Nowhere is this truer than in the building of and observance around the Mishkan (Tabernacle) and then the Temple. The instructions for building the Mishkan, repeated twice, are overwhelming. From needing to procure dolphin skins to acacia poles to a precise number of goat-skin cloths, we are taught how to structure our society so that we can produce what is needed to construct and maintain such a site. Moreover, we are constructing such a site and structuring our society in such a way toward a specific purpose, namely so that God can dwell among us.
 
Our haftarah begins with this idea of dwelling. We read, “Shout out and rejoice, Daughter Zion, for behold I am coming to dwell among you.” The First Temple had been destroyed. We had been to exile and back again. And we are now building the Second Temple. God confirms to us that God will once again return to God’s dwelling place, among us, in the Temple.
 
However, without much ado we find ourselves buried again in details. Zechariah is presented with a strange vision. If the details around the construction of the Mishkan were obscure, the details Zechariah receives here about a menorah are cryptic.

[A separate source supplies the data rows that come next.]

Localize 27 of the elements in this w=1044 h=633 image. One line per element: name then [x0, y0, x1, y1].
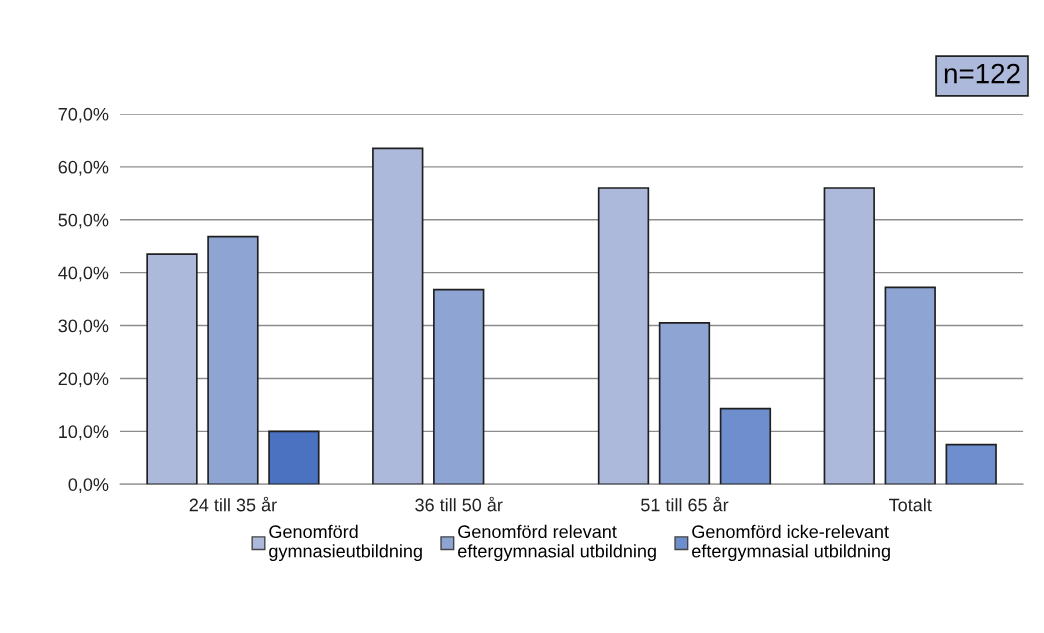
y-tick-label: 70,0% — [58, 107, 109, 123]
bar — [884, 286, 936, 485]
legend-label: Genomförd icke-relevant eftergymnasial utbildning — [692, 524, 890, 562]
bar — [146, 253, 198, 485]
bar — [823, 187, 875, 485]
bar — [372, 147, 424, 485]
bar — [597, 187, 650, 485]
x-tick-label: Totalt — [889, 498, 932, 512]
y-tick-label: 0,0% — [68, 478, 109, 494]
y-tick-label: 30,0% — [58, 319, 109, 335]
bar — [719, 407, 772, 485]
x-tick-label: 51 till 65 år — [641, 496, 729, 512]
y-tick-label: 50,0% — [58, 213, 109, 229]
legend-label: Genomförd gymnasieutbildning — [269, 524, 422, 562]
text: n=122 — [944, 63, 1020, 84]
bar — [945, 443, 997, 485]
x-tick-label: 24 till 35 år — [189, 496, 277, 512]
bar — [207, 235, 259, 485]
bar — [658, 322, 711, 485]
legend-label: Genomförd relevant eftergymnasial utbildning — [458, 524, 656, 562]
y-tick-label: 40,0% — [58, 266, 109, 282]
x-tick-label: 36 till 50 år — [415, 496, 503, 512]
y-tick-label: 20,0% — [58, 372, 109, 388]
bar — [268, 430, 320, 485]
bar — [433, 288, 485, 485]
y-tick-label: 10,0% — [59, 425, 109, 441]
y-tick-label: 60,0% — [58, 160, 109, 176]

We read, as Robert Alter translates, “a lampstand all of gold and a bowl on its top, and its lamps were on it, seven pipes for the lamps on its top. And there were two olive trees by it, one to the right of the bowl and one to its left.” For the past few millennia, no one has been able to sketch out this image definitively. How the pipes connect to the lamps and how many pieces we’re talking about is incredibly unclear. It seems to be describing the same menorah we are familiar with from the Temple. But even Zechariah does not understand the image. He asks for clarification what the image is and is told by an angel or messenger that the meaning is “not by might and not by power but by my spirit.”
 
The angel seems to have made several logical leaps to get from golden bowls to God’s spirit. And very often, when we read this haftarah, we read only the angel’s words. We skip to the grander concept, this seeming rejection of might and power, having given up on following the logic that connects the image of the menorah to the bigger concept. And yet, as we read this haftarah on Hanukkah, on the holiday celebrating the rededication of the Temple, we can throw ourselves back into the details. As we each light our hanukkiah this season, take time. Consider the symbolism of the act and the details that went into the construction of the physical object and the ritual. And from that consideration, perhaps we can construct a stronger sense of what the bigger concept is.